1. Field of the Invention
The invention relates to the field of microfluidic devices with nonlinear responses.
2. Description of the Prior Art
Microfluidics is a technology that is establishing itself as an innovative practical tool in biological and biomedical research. Microfluidics offers the advantages of economy of reagents, small sample handling, portability, and speed. PDMS (polydimethylsiloxane) microfluidics in particular also offers industrial up-scalability, parallel fabrication, and a unique capability for complex fluid handling schemes through fluidic networks containing integrated valves and pumps.
Up to now, the configuration of such devices fell into two distinct categories, “pushup” and “pushdown” devices as shown in side cross-sectional view in FIGS. 1a and 1b depending on which direction the microvalve membranes deflected to shut off reagent flow. Both types of devices have advantages and disadvantages, which limit their usefulness in specific applications. For example, pushdown devices are used in applications where the reagents need to access the glass surface of the substrate, e.g. when chips are aligned on top of DNA or protein microarrays printed on the glass substrate. On the other hand, pushup devices allow the practical valving of significantly deeper reagent channels (˜40 μm instead of ˜10 μm), e.g. in applications involving mammalian cells. It is clear then that none of the available configurations is usable in applications demanding both deep channels and access to the glass substrate, e.g. on-chip mammalian cells expression analysis by printed microarrays. Finally, in both currently available configurations, the reagent flow is restricted to two dimensions, which severely limits the attainable device complexity.
Over the decade of its existence, PDMS (polydimethylsiloxane) microfluidics has progressed from the plain microchannel (1) through pneumatic valves and pumps to an impressive set of specialized components organized by the thousands in multilayer large-scale-integration devices. These devices have become the hydraulic elastomeric embodiment of Richard Feynman's dreams of infinitesimal machines. The now established technology has found successful application in protein crystallization, DNA sequencing, nanoliter PCR, cell sorting and cytometry, nucleic acids extraction and purification, immunoassays, cell studies, and chemical synthesis, while also sewing as the fluid handling component in emerging integrated MEMS (microelectromechanical) devices.

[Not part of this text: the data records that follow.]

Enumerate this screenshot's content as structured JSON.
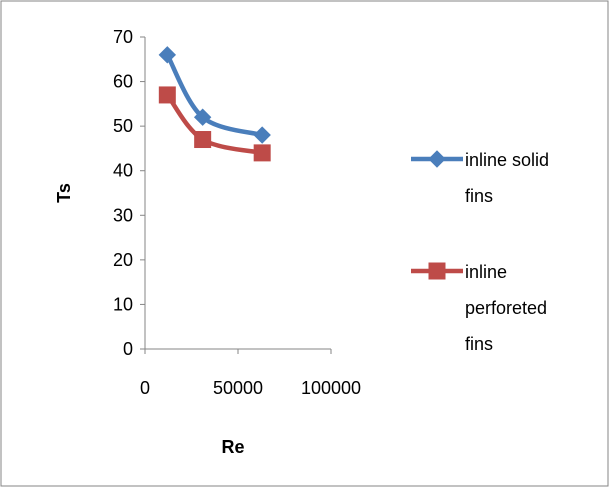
{
  "chart_data": {
    "type": "scatter",
    "title": "",
    "xlabel": "Re",
    "ylabel": "Ts",
    "xlim": [
      0,
      100000
    ],
    "ylim": [
      0,
      70
    ],
    "xticks": [
      0,
      50000,
      100000
    ],
    "yticks": [
      0,
      10,
      20,
      30,
      40,
      50,
      60,
      70
    ],
    "xtick_labels": [
      "0",
      "50000",
      "100000"
    ],
    "ytick_labels": [
      "0",
      "10",
      "20",
      "30",
      "40",
      "50",
      "60",
      "70"
    ],
    "grid": false,
    "legend_position": "right",
    "series": [
      {
        "name_lines": [
          "inline solid",
          "fins"
        ],
        "color": "#4a7ebb",
        "marker": "diamond",
        "x": [
          12000,
          31000,
          63000
        ],
        "y": [
          66,
          52,
          48
        ]
      },
      {
        "name_lines": [
          "inline",
          "perforeted",
          "fins"
        ],
        "color": "#be4b48",
        "marker": "square",
        "x": [
          12000,
          31000,
          63000
        ],
        "y": [
          57,
          47,
          44
        ]
      }
    ]
  }
}
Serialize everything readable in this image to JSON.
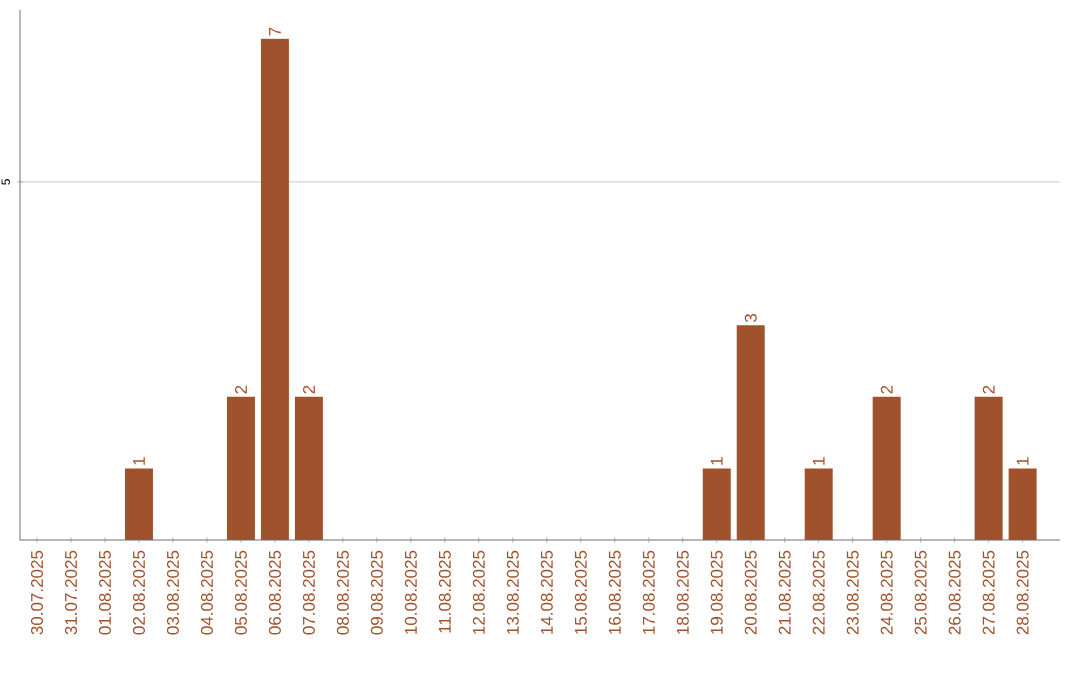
{
  "chart_data": {
    "type": "bar",
    "categories": [
      "30.07.2025",
      "31.07.2025",
      "01.08.2025",
      "02.08.2025",
      "03.08.2025",
      "04.08.2025",
      "05.08.2025",
      "06.08.2025",
      "07.08.2025",
      "08.08.2025",
      "09.08.2025",
      "10.08.2025",
      "11.08.2025",
      "12.08.2025",
      "13.08.2025",
      "14.08.2025",
      "15.08.2025",
      "16.08.2025",
      "17.08.2025",
      "18.08.2025",
      "19.08.2025",
      "20.08.2025",
      "21.08.2025",
      "22.08.2025",
      "23.08.2025",
      "24.08.2025",
      "25.08.2025",
      "26.08.2025",
      "27.08.2025",
      "28.08.2025"
    ],
    "values": [
      0,
      0,
      0,
      1,
      0,
      0,
      2,
      7,
      2,
      0,
      0,
      0,
      0,
      0,
      0,
      0,
      0,
      0,
      0,
      0,
      1,
      3,
      0,
      1,
      0,
      2,
      0,
      0,
      2,
      1
    ],
    "value_labels": [
      null,
      null,
      null,
      "1",
      null,
      null,
      "2",
      "7",
      "2",
      null,
      null,
      null,
      null,
      null,
      null,
      null,
      null,
      null,
      null,
      null,
      "1",
      "3",
      null,
      "1",
      null,
      "2",
      null,
      null,
      "2",
      "1"
    ],
    "color": "#a0522d",
    "ylim": [
      0,
      7.4
    ],
    "yticks": [
      5
    ],
    "grid": "y"
  }
}
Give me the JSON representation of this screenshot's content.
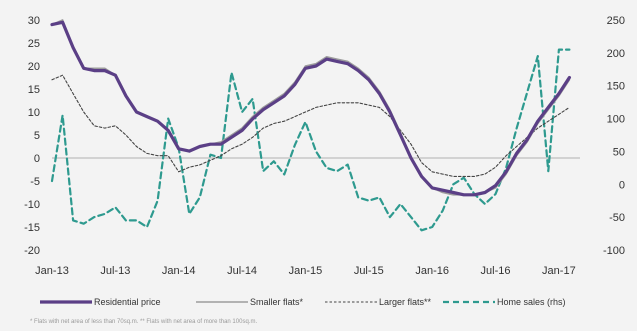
{
  "chart_data": {
    "type": "line",
    "title": "",
    "xlabel": "",
    "ylabel": "",
    "x_tick_labels": [
      "Jan-13",
      "Jul-13",
      "Jan-14",
      "Jul-14",
      "Jan-15",
      "Jul-15",
      "Jan-16",
      "Jul-16",
      "Jan-17"
    ],
    "x_tick_months": [
      0,
      6,
      12,
      18,
      24,
      30,
      36,
      42,
      48
    ],
    "ylim": [
      -20,
      30
    ],
    "y_ticks": [
      -20,
      -15,
      -10,
      -5,
      0,
      5,
      10,
      15,
      20,
      25,
      30
    ],
    "y2lim": [
      -100,
      250
    ],
    "y2_ticks": [
      -100,
      -50,
      0,
      50,
      100,
      150,
      200,
      250
    ],
    "grid": false,
    "legend_position": "bottom",
    "x_month_index": [
      0,
      1,
      2,
      3,
      4,
      5,
      6,
      7,
      8,
      9,
      10,
      11,
      12,
      13,
      14,
      15,
      16,
      17,
      18,
      19,
      20,
      21,
      22,
      23,
      24,
      25,
      26,
      27,
      28,
      29,
      30,
      31,
      32,
      33,
      34,
      35,
      36,
      37,
      38,
      39,
      40,
      41,
      42,
      43,
      44,
      45,
      46,
      47,
      48,
      49
    ],
    "series": [
      {
        "name": "Residential price",
        "axis": "left",
        "color": "#5b3f86",
        "style": "solid-thick",
        "values": [
          29,
          29.5,
          24,
          19.5,
          19,
          19,
          18,
          13.5,
          10,
          9,
          8,
          6,
          2,
          1.5,
          2.5,
          3,
          3,
          4.5,
          6,
          8.5,
          10.5,
          12,
          13.5,
          16,
          19.5,
          20,
          21.5,
          21,
          20.5,
          19,
          17,
          14,
          10,
          5,
          0,
          -4,
          -6.5,
          -7,
          -7.5,
          -8,
          -8,
          -7.5,
          -6,
          -3,
          1,
          4,
          8,
          11,
          14,
          17.5
        ]
      },
      {
        "name": "Smaller flats*",
        "axis": "left",
        "color": "#9c9c9c",
        "style": "solid",
        "values": [
          29,
          30,
          24,
          19.5,
          19.5,
          19.5,
          18,
          13.5,
          10,
          9,
          8,
          6,
          2,
          1.5,
          2.5,
          3,
          3.5,
          5,
          6.5,
          9,
          11,
          12.5,
          14,
          16.5,
          20,
          20.5,
          22,
          21.5,
          21,
          19.5,
          17.5,
          14.5,
          10.5,
          5.5,
          0,
          -4,
          -6.5,
          -7.5,
          -8,
          -8,
          -8,
          -7.5,
          -6.5,
          -3.5,
          0.5,
          3.5,
          7.5,
          10.5,
          13.5,
          17
        ]
      },
      {
        "name": "Larger flats**",
        "axis": "left",
        "color": "#444444",
        "style": "dashed-fine",
        "values": [
          17,
          18,
          14,
          10,
          7,
          6.5,
          7,
          5,
          2.5,
          1,
          0.5,
          0.5,
          -3,
          -2,
          -1.5,
          -0.5,
          0.5,
          2,
          3,
          4.5,
          6.5,
          7.5,
          8,
          9,
          10,
          11,
          11.5,
          12,
          12,
          12,
          11.5,
          11,
          9,
          6,
          3,
          -1,
          -3,
          -3.5,
          -4,
          -4,
          -4,
          -3.5,
          -2,
          0.5,
          2.5,
          4.5,
          6.5,
          8,
          9.5,
          11
        ]
      },
      {
        "name": "Home sales (rhs)",
        "axis": "right",
        "color": "#2e9a8f",
        "style": "dashed-bold",
        "values": [
          5,
          105,
          -55,
          -60,
          -50,
          -45,
          -35,
          -55,
          -55,
          -65,
          -25,
          100,
          55,
          -45,
          -20,
          45,
          40,
          170,
          110,
          130,
          20,
          35,
          15,
          60,
          95,
          50,
          25,
          20,
          30,
          -20,
          -25,
          -20,
          -50,
          -30,
          -50,
          -70,
          -65,
          -40,
          0,
          10,
          -15,
          -30,
          -15,
          25,
          85,
          140,
          195,
          20,
          205,
          205
        ]
      }
    ]
  },
  "footnote": "* Flats with net area of less than 70sq.m.   ** Flats with net area of more than 100sq.m."
}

The prior art has developed an ingenious scheme wherein a complex system of multilayer photoresist molds, photoresist pre-masters, and PDMS masters were fabricated and then used in an involved many-step process to produce a 70 μm-thick PDMS layer with 100 μm-wide vertical cylinders connecting 70 μm-tall channels fabricated in thick PDMS slabs. The resulting three dimensional technique was successfully used in protein and cell patterning, but the challenging and labor-intensive fabrication of the devices has largely dissuaded researchers from further work along the same path.
The energetic pursuit of applications however has resulted in a premature attention shift away from fundamental microfluidics. What is needed is a fundamental technological advance that allows a simple and easy access to a large increase in the architectural complexity of microfluidic devices, as well as new possibilities for technical developments and consequent applications.